Não teve como deixar de reparar nos escritos que ela trazia na costela.
"A vida é uma life".
Ficou intrigado com a tatuagem.
Xavier guarda as coisas.
Em poucos minutos, exame feito.
Ana já vestida, e Xavier analisando o computador.
– Está tudo normal com o seu coração, menina. Aparentemente, não há motivos para preocupação. Mas, por desencargo de consciência, vou passar uma bateria de exames para você fazer. Já fez check-up alguma vez?
– Não. Olha, agora está começando a doer de novo... – alertou Ana, com a mão no peito.
Xavier ficou de pé.
– Levante-se, por favor.
Ana ficou de pé.
E, numa manobra usando os braços da moça envolvendo a barriga, Xavier quase deu início à terceira guerra mundial.
O barulho, com o testemunho dos outros pacientes que aguardavam na sala do lado de fora, era de uma bomba atômica.
O peido de Ana foi algo sobrenatural.
– Meu Deus!
– Acho que agora melhorou, né? – perguntou Xavier, enquanto Ana tentava, com claras falhas, esconder o rubor que lhe invadiu o rosto.
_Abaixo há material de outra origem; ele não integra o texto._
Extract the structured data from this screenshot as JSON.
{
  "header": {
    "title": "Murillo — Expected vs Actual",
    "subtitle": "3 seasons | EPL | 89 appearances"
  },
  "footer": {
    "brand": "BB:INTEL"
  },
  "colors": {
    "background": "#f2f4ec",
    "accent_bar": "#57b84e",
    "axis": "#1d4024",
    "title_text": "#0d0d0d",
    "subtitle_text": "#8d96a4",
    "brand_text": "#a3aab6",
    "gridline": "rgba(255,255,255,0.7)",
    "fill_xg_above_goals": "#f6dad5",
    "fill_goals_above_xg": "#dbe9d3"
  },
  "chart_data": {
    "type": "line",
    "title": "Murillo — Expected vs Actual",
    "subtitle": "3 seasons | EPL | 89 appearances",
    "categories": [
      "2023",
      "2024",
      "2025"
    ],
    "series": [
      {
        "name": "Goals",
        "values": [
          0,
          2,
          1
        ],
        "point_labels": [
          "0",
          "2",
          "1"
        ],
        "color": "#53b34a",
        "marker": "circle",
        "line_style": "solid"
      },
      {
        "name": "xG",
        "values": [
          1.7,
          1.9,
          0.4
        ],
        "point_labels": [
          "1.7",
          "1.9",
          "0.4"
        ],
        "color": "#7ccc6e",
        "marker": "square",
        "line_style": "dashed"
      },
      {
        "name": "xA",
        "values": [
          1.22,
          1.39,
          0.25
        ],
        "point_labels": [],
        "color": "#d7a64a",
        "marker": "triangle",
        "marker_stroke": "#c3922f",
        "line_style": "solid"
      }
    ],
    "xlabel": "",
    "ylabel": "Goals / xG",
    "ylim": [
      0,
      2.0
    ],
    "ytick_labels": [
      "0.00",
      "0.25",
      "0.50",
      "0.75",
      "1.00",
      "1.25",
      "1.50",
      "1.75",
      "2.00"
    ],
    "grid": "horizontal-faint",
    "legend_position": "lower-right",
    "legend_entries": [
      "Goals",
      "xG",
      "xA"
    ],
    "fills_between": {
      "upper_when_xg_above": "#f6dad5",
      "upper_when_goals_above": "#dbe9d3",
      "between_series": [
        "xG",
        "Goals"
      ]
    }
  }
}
– Sim, sim... Melhorou – respondeu, desconcertada.
– Bom, eram só gases, mas vamos manter os exames, ok? Toma aqui. Quando receber os resultados, você volta, tá bom?
– Tá, doutor. Obrigada.
Xavier ofereceu a mão em cumprimento.
Ana, ainda chocada pelo monumental artefato explosivo que acabara de produzir, aceitou, sem nem levantar os olhos.
O doutor a acompanhou até a porta do consultório e, em seguida, voltou para a mesa.
Foi direto ao Google.
Não achou explicações para "a vida é uma life".
Mandou mensagem no grupo dos amigos que jogam basquete com ele no Aterro às quintas-feiras.
"Aê, cambada. Alguém sabe que porra é essa de 'a vida é uma life'? Veio uma paciente aqui agora com isso tatuado na costela".
As respostas foram baseadas em risadas e teorias mil.
Uma mais infundada que a outra.
Xavier guarda as coisas.
À noite, à mesa de jantar, parabenizou o filho pelo desempenho em Ciências.
O moleque riu e pediu esse novo brinquedo que fica girando nos dedos.
Xavier negou, com bom humor.
Em troca, deixou para o filho o último bife.
Deitou-se com a mulher.
– Amor, de 0 a 10, o quanto você me ama?
– Ih... Vai pedir coisa, te conheço... – Juliana baixou o livro e virou-se para Xavier.
– Massagem no pé.
– Ah, Xavier... Já estou deitada, pronta para dormir...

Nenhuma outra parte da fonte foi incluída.